If the well or well becomes unprofitable, the lease is released, which terminates both royalties and royalty interest. ORIS generally have no permanent interest in mineral rights. As a general rule, they are structured to have royalty fees for the duration of the rental period. On the other hand, royalty interest generally has mineral properties, even after a lease has expired. The main difference between the interests of the licence and those of ORRI is therefore that the royalty shares are related to the ownership of the mineral rights below the surface and that the ORRIs are bound by the lease and no longer existed at the expiry of the lease agreement. Over the past four years, crude oil and gas prices have fluctuated sharply. While this causes considerable volatility on the E-P side of the sector, both operationally and in terms of investment decisions, many see Royalty`s trust funds as a way to get around the complexity of an operational E-P and to try to “play the game” of the price of oil and gas. Based on this hypothesis, we will analyze the changes that PBT has undergone over the past four years. A royalty that goes beyond the free licence fee of the Oil and Gas Lease.

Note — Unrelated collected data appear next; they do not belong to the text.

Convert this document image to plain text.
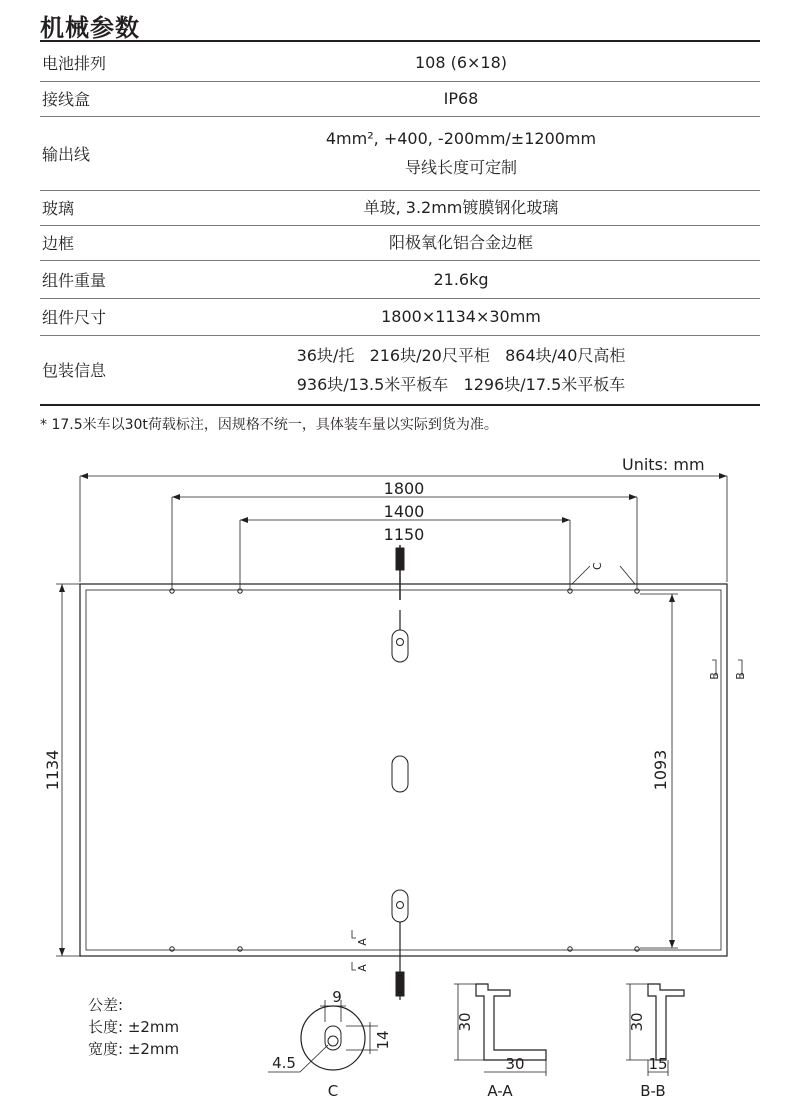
机械参数
电池排列	108 (6×18)

接线盒	IP68

输出线	4mm², +400, -200mm/±1200mm
导线长度可定制

玻璃	单玻, 3.2mm镀膜钢化玻璃

边框	阳极氧化铝合金边框

组件重量	21.6kg

组件尺寸	1800×1134×30mm

包装信息	36块/托   216块/20尺平柜   864块/40尺高柜
936块/13.5米平板车   1296块/17.5米平板车
* 17.5米车以30t荷载标注，因规格不统一，具体装车量以实际到货为准。
Units: mm
1800
1400
1150
1134	1093
C
B B
A
A
9
14
4.5
C
30
30
A-A
30
15
B-B
公差:
长度: ±2mm
宽度: ±2mm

Normally, a set-aside is added during an intermediate allocation. When evaluating a licence rate or an ORRI, it is worth noting a few points: ORRIs are created from the interest of work for a property and have no influence on the owners. A predominant licensing fee (ORRI) is often awarded to a geologist, compatriot, broker or unit that has been able to reserve an interest in real estate. The PBT is at its lowest yield in the last four years. While the price was lower at the end of 2015, the dividend as a percentage of the price in 2015 was higher than in 2016. The graph above shows the impact (1) of oil and gas prices; as well as (2) changes in production levels. Both of these areas are directly related to the dividend per share. However, the price is directly related to the movement of buyers and sellers of PBT securities.